Le parti de Richard Bergeron, Projet Montréal, a officiellement lancé sa campagne électorale, lors de son Conseil général, dimanche.
Les membres en ont profité pour discuter de la plateforme et du programme, des comités existants, et de l'état de l'avancement de leurs travaux, et pour faire un bilan de l'année 2012.
«On mènera une campagne qui essaiera de donner de l'espoir aux Montréalais, a affirmé Raymond Guardia, directeur de campagne pour Projet Montréal. Non seulement nous ferons une campagne qui critiquera ce qu'on connaît tous, mais, vraiment, qui présentera des solutions concrètes, des projets concrets, et pour faire de notre ville quelque chose de beaucoup mieux que ce qu'on a vécu durant les dix dernières années.»
(Photo Agence QMI)
M. Guardia a réitéré qu'une réforme de la gouvernance de Montréal constituait une des positions fondamentales du parti, «mais il faut miser aussi sur un projet urbain, a-t-il ajouté. Il y a toute une dimension urbaine qui doit être développée. À un moment donné, on va régler ces problèmes de corruption et on va passer à autre chose.»
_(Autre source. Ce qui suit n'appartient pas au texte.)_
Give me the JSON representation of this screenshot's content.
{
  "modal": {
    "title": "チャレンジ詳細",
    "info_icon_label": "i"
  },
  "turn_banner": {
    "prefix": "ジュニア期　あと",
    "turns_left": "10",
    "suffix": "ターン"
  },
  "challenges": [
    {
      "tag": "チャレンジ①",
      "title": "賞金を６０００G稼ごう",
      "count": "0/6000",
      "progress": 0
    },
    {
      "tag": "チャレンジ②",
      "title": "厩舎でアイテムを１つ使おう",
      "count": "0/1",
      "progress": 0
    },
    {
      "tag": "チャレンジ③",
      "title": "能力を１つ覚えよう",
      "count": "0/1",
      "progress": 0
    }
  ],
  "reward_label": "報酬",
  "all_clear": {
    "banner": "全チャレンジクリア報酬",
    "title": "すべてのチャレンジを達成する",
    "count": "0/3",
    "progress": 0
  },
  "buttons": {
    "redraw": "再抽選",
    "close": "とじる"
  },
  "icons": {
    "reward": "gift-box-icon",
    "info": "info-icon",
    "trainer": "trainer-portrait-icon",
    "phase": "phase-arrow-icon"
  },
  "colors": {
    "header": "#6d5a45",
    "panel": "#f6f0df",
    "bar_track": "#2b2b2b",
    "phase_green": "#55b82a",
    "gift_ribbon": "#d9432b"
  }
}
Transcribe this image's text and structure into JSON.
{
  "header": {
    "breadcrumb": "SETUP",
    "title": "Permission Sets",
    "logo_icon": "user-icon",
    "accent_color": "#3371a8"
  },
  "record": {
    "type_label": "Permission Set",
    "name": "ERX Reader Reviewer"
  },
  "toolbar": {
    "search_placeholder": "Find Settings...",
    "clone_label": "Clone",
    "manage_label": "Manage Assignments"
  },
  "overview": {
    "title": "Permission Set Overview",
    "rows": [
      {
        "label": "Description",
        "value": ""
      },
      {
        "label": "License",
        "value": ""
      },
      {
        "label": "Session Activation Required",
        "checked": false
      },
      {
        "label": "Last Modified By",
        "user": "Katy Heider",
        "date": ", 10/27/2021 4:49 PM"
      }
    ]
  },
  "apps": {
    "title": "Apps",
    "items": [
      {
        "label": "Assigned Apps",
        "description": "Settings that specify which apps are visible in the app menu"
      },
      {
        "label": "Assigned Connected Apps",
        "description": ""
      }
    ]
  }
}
Les prochaines semaines seront donc nécessairement occupées pour Richard Bergeron, qui devrait «commencer à dévoiler un certain nombre de projets».
La politologue Janine Krieber, vice-présidente de la Commission politique du parti, a animé la première partie du Conseil.
Janine Krieber (Photo Agence QMI)
«Projet Montréal, c'est un parti militant, et ce sont les militants qui le font, a-t-elle souligné. Les objectifs de la Commission politique de Projet Montréal, c'est organiser constamment le programme politique, et qui reconnaît que c'est quelque chose qui évolue toujours avec l'actualité, l'air du temps, et les préoccupations qu'on a au jour le jour.»
Mme Krieber a fait l'exposé des quelques comités du parti, dont le comité de gouvernance, qui travaille déjà sur une réforme de la gouvernance de Montréal, l'objectif premier de Projet Montréal. Un projet de comité sur Montréal comme ville nordique a aussi été évoqué. « Il faut savoir comment apprivoiser l'hiver, a-t-elle souligné. Il y a une pensée derrière les villes qui vivent avec de la neige. Il faut penser à des sentiers de ski de fond, à une aire de jeu hivernale, et au déneigement.»
Le chef de Projet Montréal, Richard Bergeron, a rendu public dimanche «Le déclin de Montréal», un document de près de 80 pages dans lequel il fait un bilan des dix dernières années de l'administration Tremblay.
Il a présenté certaines données que son parti a recueillies et compilées concernant entre autres l'exode des familles, la congestion, le transport collectif, la pauvreté et le chômage.
«Je propose ce bilan comme un document de réflexion, afin de savoir ce que l'administration a dit et fait dans les dix dernières années dans chacun des domaines les plus critiques de Montréal, a indiqué savoir Richard Bergeron. Par effet miroir, on en déduit des pistes à partir desquelles on peut bonifier notre programme.»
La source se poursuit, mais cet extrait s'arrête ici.